Humas dengan wartawan adalah mitra yang saling memerlukan dan bersifat simbiosis mutualisme. Karenanya, salah satu pihak tak boleh menganggap dirinya lebih tinggi.

Demikian dikatakan Hasan Hamid, saat menjadi narasumber dalam forum komunikasi kehumasan, yang diadakan Bagian Infokom Setda Demak, tadi pagi. Acara yang berlangsung di Aula Kecamatan Demak tersebut juga menghadirkan narasumber Nurhadi, Kasi Pengembangan Kominfo Dinhub Jateng. Dia memaparkan bagaimana seorang humas ketika berhadapan dengan wartawan.
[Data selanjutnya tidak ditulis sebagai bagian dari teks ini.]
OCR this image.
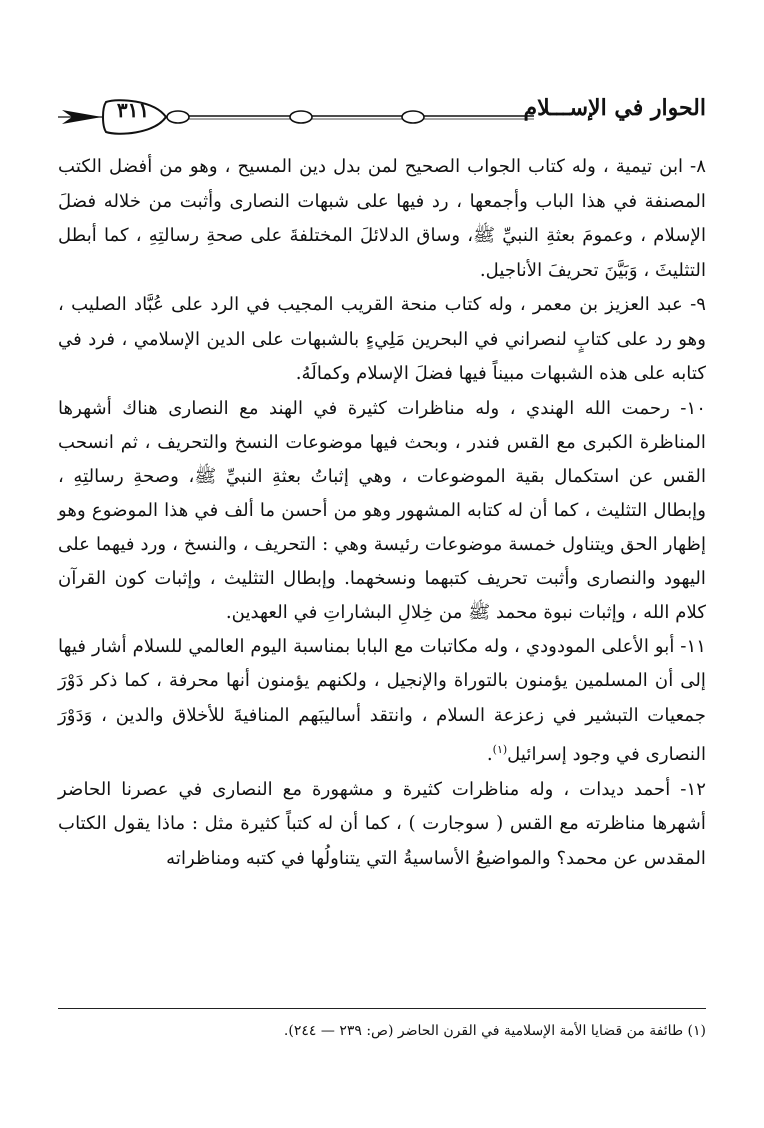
٣١١	الحوار في الإســـلام

٨- ابن تيمية ، وله كتاب الجواب الصحيح لمن بدل دين المسيح ، وهو من أفضل الكتب المصنفة في هذا الباب وأجمعها ، رد فيها على شبهات النصارى وأثبت من خلاله فضلَ الإسلام ، وعمومَ بعثةِ النبيِّ ﷺ، وساق الدلائلَ المختلفةَ على صحةِ رسالتِهِ ، كما أبطل التثليثَ ، وَبَيَّنَ تحريفَ الأناجيل.

٩- عبد العزيز بن معمر ، وله كتاب منحة القريب المجيب في الرد على عُبَّاد الصليب ، وهو رد على كتابٍ لنصراني في البحرين مَلِيءٍ بالشبهات على الدين الإسلامي ، فرد في كتابه على هذه الشبهات مبيناً فيها فضلَ الإسلام وكمالَهُ.

١٠- رحمت الله الهندي ، وله مناظرات كثيرة في الهند مع النصارى هناك أشهرها المناظرة الكبرى مع القس فندر ، وبحث فيها موضوعات النسخ والتحريف ، ثم انسحب القس عن استكمال بقية الموضوعات ، وهي إثباتُ بعثةِ النبيِّ ﷺ، وصحةِ رسالتِهِ ، وإبطال التثليث ، كما أن له كتابه المشهور وهو من أحسن ما ألف في هذا الموضوع وهو إظهار الحق ويتناول خمسة موضوعات رئيسة وهي : التحريف ، والنسخ ، ورد فيهما على اليهود والنصارى وأثبت تحريف كتبهما ونسخهما. وإبطال التثليث ، وإثبات كون القرآن كلام الله ، وإثبات نبوة محمد ﷺ من خِلالِ البشاراتِ في العهدين.

١١- أبو الأعلى المودودي ، وله مكاتبات مع البابا بمناسبة اليوم العالمي للسلام أشار فيها إلى أن المسلمين يؤمنون بالتوراة والإنجيل ، ولكنهم يؤمنون أنها محرفة ، كما ذكر دَوْرَ جمعيات التبشير في زعزعة السلام ، وانتقد أساليبَهم المنافيةَ للأخلاق والدين ، وَدَوْرَ النصارى في وجود إسرائيل$^{(١)}$.

١٢- أحمد ديدات ، وله مناظرات كثيرة و مشهورة مع النصارى في عصرنا الحاضر أشهرها مناظرته مع القس ( سوجارت ) ، كما أن له كتباً كثيرة مثل : ماذا يقول الكتاب المقدس عن محمد؟ والمواضيعُ الأساسيةُ التي يتناولُها في كتبه ومناظراته

(١) طائفة من قضايا الأمة الإسلامية في القرن الحاضر (ص: ٢٣٩ — ٢٤٤).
Acara dipandu Ymt Kabag Infokom Dedi Setyo Riyadi,
Hasan menjelaskan, sebagai mitra, seorang humas dan wartawan tentu memiliki posisi yang setara.

Hanya saja, peran, fungsi dan tujuan kegiatan masing-masing saling berbeda

Agar hubungan tersebut berjalan baik, maka jalinan keduanya harus bersifat profesional.

Menurut Hasan, selama ini hubungan kemitraan terbangun karena terkait dengan penyampaian informasi kepada masyarakat.

Jurnalis membidangi pemberitaan yang disebarluaskan melalui media massa, sedang humas membutuhkan media agar penyampaian informasi tentang perkembangan daerah atau persoalan lain yang menjadi wilayah kerja kehumasan.

Sedangkan untuk membangun komunikasi yang baik, tentu humas dituntut mengetahui seluk-beluk dunia wartawan atau jurnalisme, termasuk irama kerja wartawan di setiap jenis serta fungsi media massa.

Karenanya, seorang humas mesti tahu nilai-nilai berita, tenggat waktu laporan wartawan, peta media massa baik di tingkat daerah maupun di tingkat nasional, Kode Etik Jurnalistik dan Kode Etik Penyiaran.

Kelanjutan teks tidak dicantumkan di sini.